The cameras were panning back to her now. This was it, the moment where she would sweep through the gathered TV royalty and stand on the stage. It was the moment she’d dreamed about for so long; yet now it was here Angel was frozen. She glanced around the table, from face to face, and a knot formed in her throat at the thought of just how dear these people had become. Even Mr Yuri – although he still looked a bit like a pig in a suit – had been an invaluable ally, and Travis too had turned out to have quite a flair for television production. She couldn’t have done it without any of them, but there was one person without whom Angel knew she would never have made it this far. One person who had always supported her and looked out for her.
Applause rippled though the auditorium as Angel glided across the stage. The comedian dropped a kiss onto her cheek and tried to squeeze her backside, yelping when her sharp elbow caught him in the ribs. Angel smiled sweetly at the camera. She’d learned a lot this year. Clutching his chest, the comedian stepped back so that Angel could take the podium, and the audience fell silent.
“I’m not going to make you listen to a long speech,” Angel promised them. “I just want to say a big thank you to everyone who’s voted for us and supported the show. We love every minute of sharing our lives with you all. Although, I must admit that I could do without everyone seeing me without my make-up on such a regular basis. Laurence doesn’t have a choice – he married me – but the rest of you don’t deserve it!”
There was laughter at this. Angel always looked amazing with or without her foundation.
Angel clutched the award to her chest. “This is the part where I could do a Gwyneth Paltrow; there are so many people that deserve thanks, from my gorgeous husband right through to the fantastic crew. But before I do finish, there is one very special person I want to thank tonight. This is the person I owe everything to. She’s always been there, always believed in me and encouraged me. When our mother died she put her own grief aside and looked after me. I guess she’s been doing it ever since in one way or another. She’s always put me first.”

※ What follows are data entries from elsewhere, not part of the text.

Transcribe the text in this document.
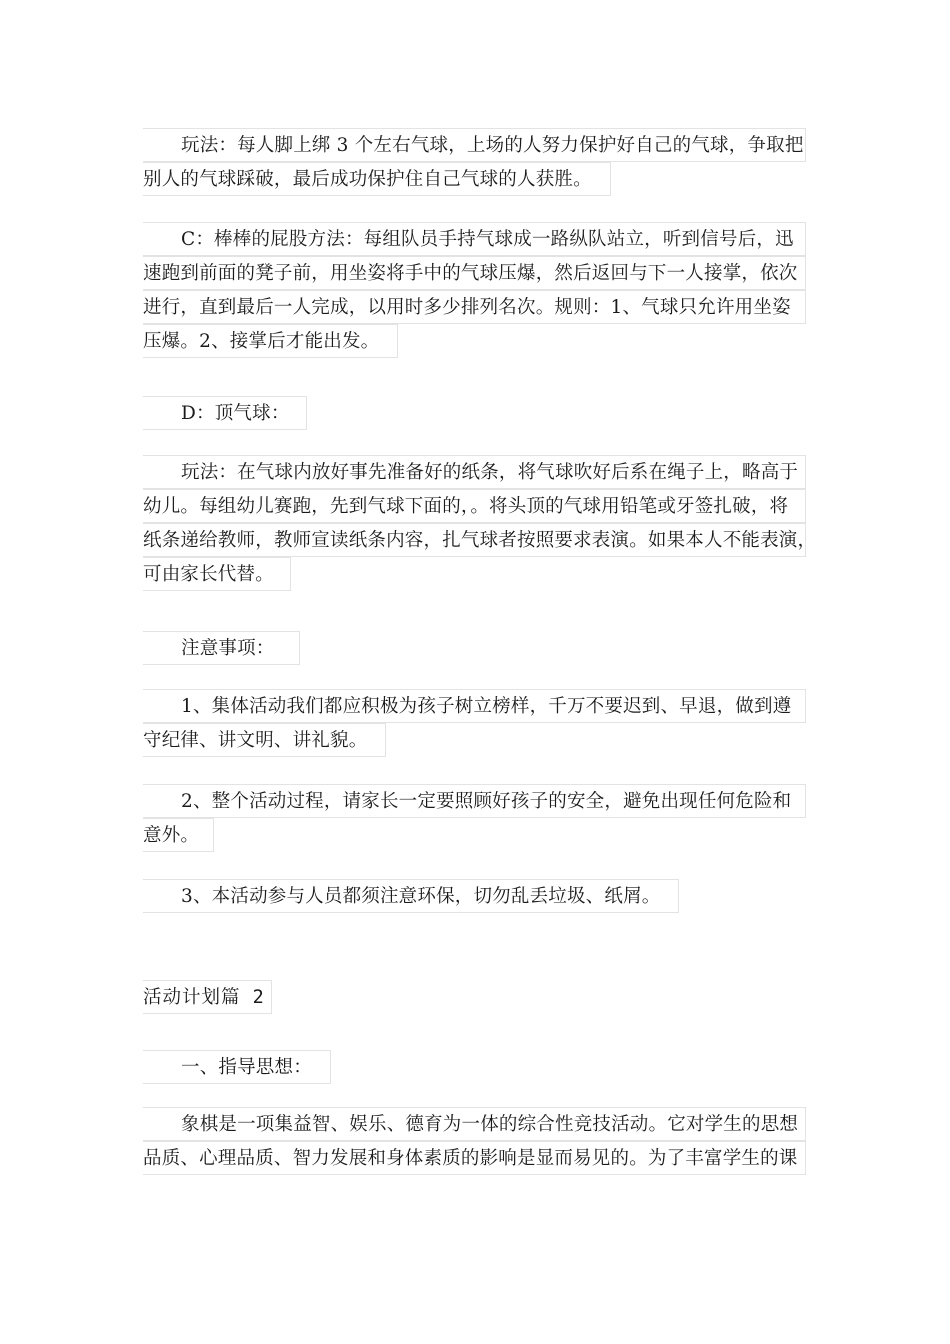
玩法：每人脚上绑 3 个左右气球，上场的人努力保护好自己的气球，争取把
别人的气球踩破，最后成功保护住自己气球的人获胜。
C：棒棒的屁股方法：每组队员手持气球成一路纵队站立，听到信号后，迅
速跑到前面的凳子前，用坐姿将手中的气球压爆，然后返回与下一人接掌，依次
进行，直到最后一人完成，以用时多少排列名次。规则：1、气球只允许用坐姿
压爆。2、接掌后才能出发。
D：顶气球：
玩法：在气球内放好事先准备好的纸条，将气球吹好后系在绳子上，略高于
幼儿。每组幼儿赛跑，先到气球下面的，。将头顶的气球用铅笔或牙签扎破，将
纸条递给教师，教师宣读纸条内容，扎气球者按照要求表演。如果本人不能表演，
可由家长代替。
注意事项：
1、集体活动我们都应积极为孩子树立榜样，千万不要迟到、早退，做到遵
守纪律、讲文明、讲礼貌。
2、整个活动过程，请家长一定要照顾好孩子的安全，避免出现任何危险和
意外。
3、本活动参与人员都须注意环保，切勿乱丢垃圾、纸屑。
活动计划篇 2
一、指导思想：
象棋是一项集益智、娱乐、德育为一体的综合性竞技活动。它对学生的思想
品质、心理品质、智力发展和身体素质的影响是显而易见的。为了丰富学生的课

The auditorium was silent. On the big screen Angel’s eyes shimmered with emotion. “She can’t be here tonight because she’s in Mumbai with her partner, Jonty Teague, and working with the Safe T Net Safe Sight charity, but I want everyone to know just how much she means to me and how much I love her.” She raised the golden trophy and spoke directly to the camera. “Andi Evans, sister, best friend and fellow Rock chick, this is for you!”
The room erupted into applause and Angel’s heart swelled with pride as she rejoined her table.
“That was wonderful,” said Gemma, hugging her tightly. “Didn’t I tell you that going to Cornwall was the start of amazing things? And just look at how it turned out for all of us.”
Nodding, Angel hugged her back. Three girls, two hundred miles and one golden summer. Gemma had been right all along: their escape to Cornwall had been the start of wonderful adventures – and as she smiled at her friends, Angel knew for certain there were plenty more to come.